Other things to consider
- Other sources indicate that SSDs tend to have a higher bit error rate than HDDs. In addition, those error rates increase with age, with usage having almost nothing to do with it. So, data integrity is an issue.
- If you write a lot of data to a drive 24/7, HDDs are generally more reliable. SSDs are pretty reliable now a days for consumers and some server applications, and you would normally replace your SSD by the time you hit its write limit (assuming average use). Do note that SSDs do lose data if left unpowered for prolonged periods of time (think a few years). They can lose data faster if the storage temps are abnormal. So, SSDs aren’t exactly ideal for prolonged cold storage.
So you can come to a conclusion that Solid State Drives, at least for mobile machines that will experience a significant amount of shock, is much more reliable than an Hard Disk Drive. But that doesn’t mean you should follow the rules for keeping your data safe: Back It Up!
General Rule for Backups
In consumer world precise statistics, failure modes and recovery chances aren’t really crucial parameters. What is actually important is that both can fail irrecoverably and without prior signals.
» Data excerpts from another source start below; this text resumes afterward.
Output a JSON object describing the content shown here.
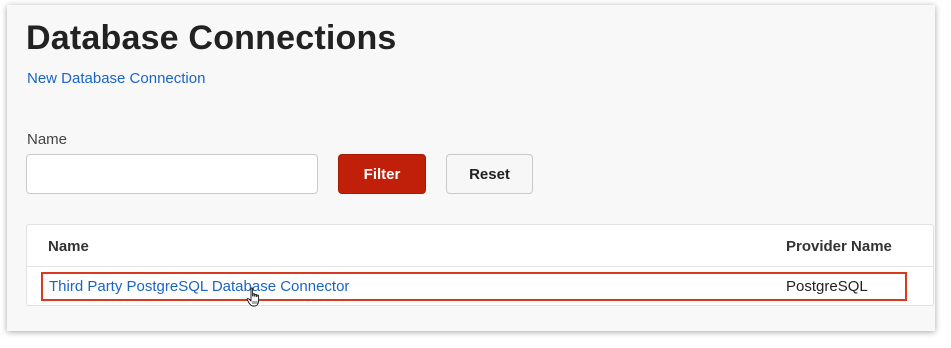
{
  "page": {
    "title": "Database Connections",
    "new_link": "New Database Connection"
  },
  "filter": {
    "name_label": "Name",
    "name_value": "",
    "name_placeholder": "",
    "filter_button": "Filter",
    "reset_button": "Reset"
  },
  "table": {
    "columns": [
      "Name",
      "Provider Name"
    ],
    "rows": [
      {
        "name": "Third Party PostgreSQL Database Connector",
        "provider": "PostgreSQL"
      }
    ]
  },
  "colors": {
    "accent": "#c0200a",
    "link": "#1a64c4",
    "highlight_border": "#d93a1f"
  },
  "icons": {
    "cursor": "hand-pointer-icon"
  }
}
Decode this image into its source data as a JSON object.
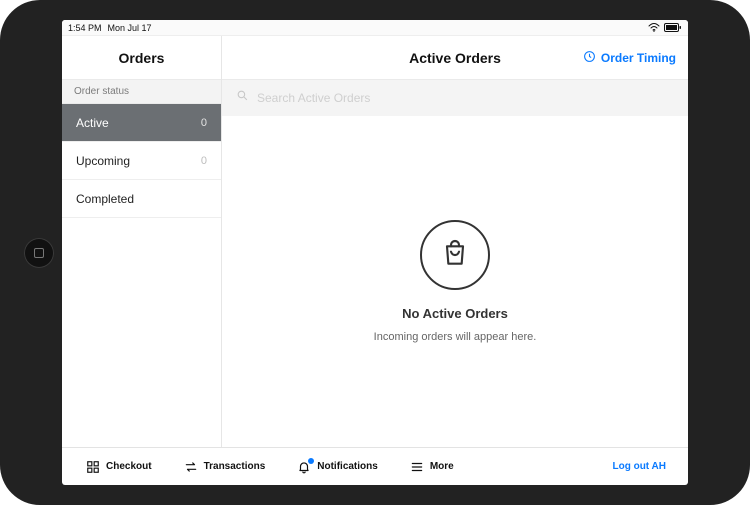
{
  "status": {
    "time": "1:54 PM",
    "date": "Mon Jul 17"
  },
  "sidebar": {
    "title": "Orders",
    "section_label": "Order status",
    "items": [
      {
        "label": "Active",
        "count": "0"
      },
      {
        "label": "Upcoming",
        "count": "0"
      },
      {
        "label": "Completed",
        "count": ""
      }
    ]
  },
  "main": {
    "title": "Active Orders",
    "order_timing_label": "Order Timing",
    "search_placeholder": "Search Active Orders",
    "empty_title": "No Active Orders",
    "empty_sub": "Incoming orders will appear here."
  },
  "tabs": {
    "checkout": "Checkout",
    "transactions": "Transactions",
    "notifications": "Notifications",
    "more": "More",
    "logout": "Log out AH"
  },
  "colors": {
    "accent": "#0a7aff"
  }
}
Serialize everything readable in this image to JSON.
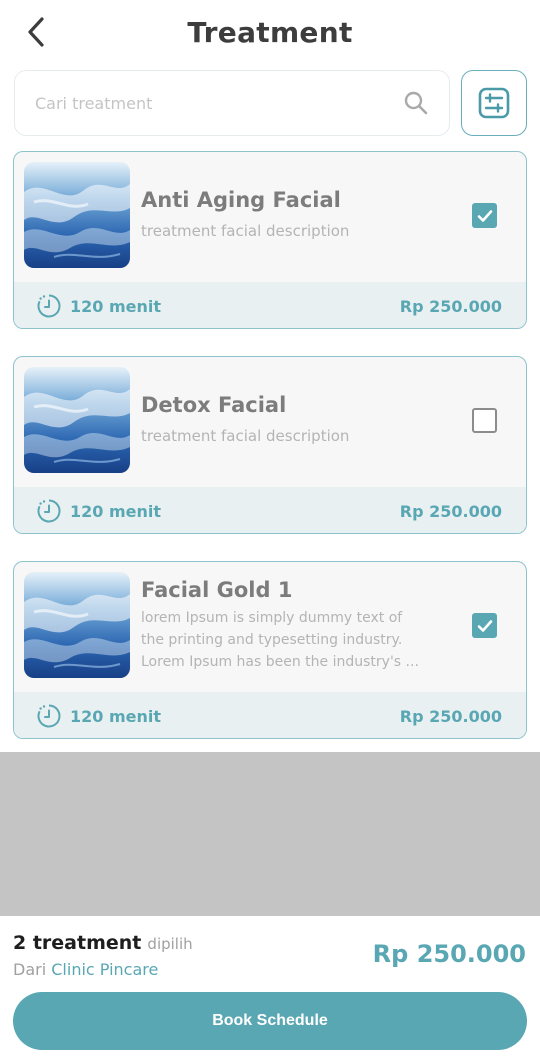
{
  "header": {
    "title": "Treatment",
    "back_icon": "chevron-left-icon"
  },
  "search": {
    "placeholder": "Cari treatment",
    "value": "",
    "icon": "search-icon"
  },
  "filter": {
    "icon": "sliders-icon"
  },
  "colors": {
    "accent": "#5aa7b4",
    "card_border": "#8cc3cd",
    "card_bg": "#f7f7f7",
    "card_footer_bg": "#e9f0f1",
    "overlay": "#c4c4c4"
  },
  "treatments": [
    {
      "name": "Anti Aging Facial",
      "description": "treatment facial description",
      "checked": true,
      "duration": "120 menit",
      "price": "Rp 250.000"
    },
    {
      "name": "Detox Facial",
      "description": "treatment facial description",
      "checked": false,
      "duration": "120 menit",
      "price": "Rp 250.000"
    },
    {
      "name": "Facial Gold 1",
      "description": "lorem Ipsum is simply dummy text of the printing and typesetting industry. Lorem Ipsum has been the industry's ...",
      "desc_lines": [
        "lorem Ipsum is simply dummy text of",
        "the printing and typesetting industry.",
        "Lorem Ipsum has been the industry's ..."
      ],
      "checked": true,
      "duration": "120 menit",
      "price": "Rp 250.000"
    }
  ],
  "footer": {
    "count": "2 treatment",
    "count_suffix": "dipilih",
    "clinic_prefix": "Dari",
    "clinic_name": "Clinic Pincare",
    "total": "Rp 250.000",
    "book_label": "Book Schedule"
  }
}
If you want specifics – then SSD probably has higher risk of complete irrecoverable failure, while HDDs often can be restored at considerable expense.
So instead of relying on single part not failing you should use reasonable backup scheme, like the ever-so-popular 3-2-1:
- At least 3 copies of data.
- On at least 2 different mediums.
- At least one off-site.
First point ensures that you are protected against only moderately unlikely problem with both original and copy – and so that if one copy fails you still have peace of mind as your data is still backed up.
Second point aims to protect you against mass failure affecting given storage type. For example a power surge killing all the hard drives in an NAS – but your disconnected external HDD copy is still fine.
Last point is basically disaster protection – so that your data is safe in case of fire, tornadoes, floods, earthquakes and so on.
This probably rightfully sounds like an overkill, but you have to weight how much your data is worth to you.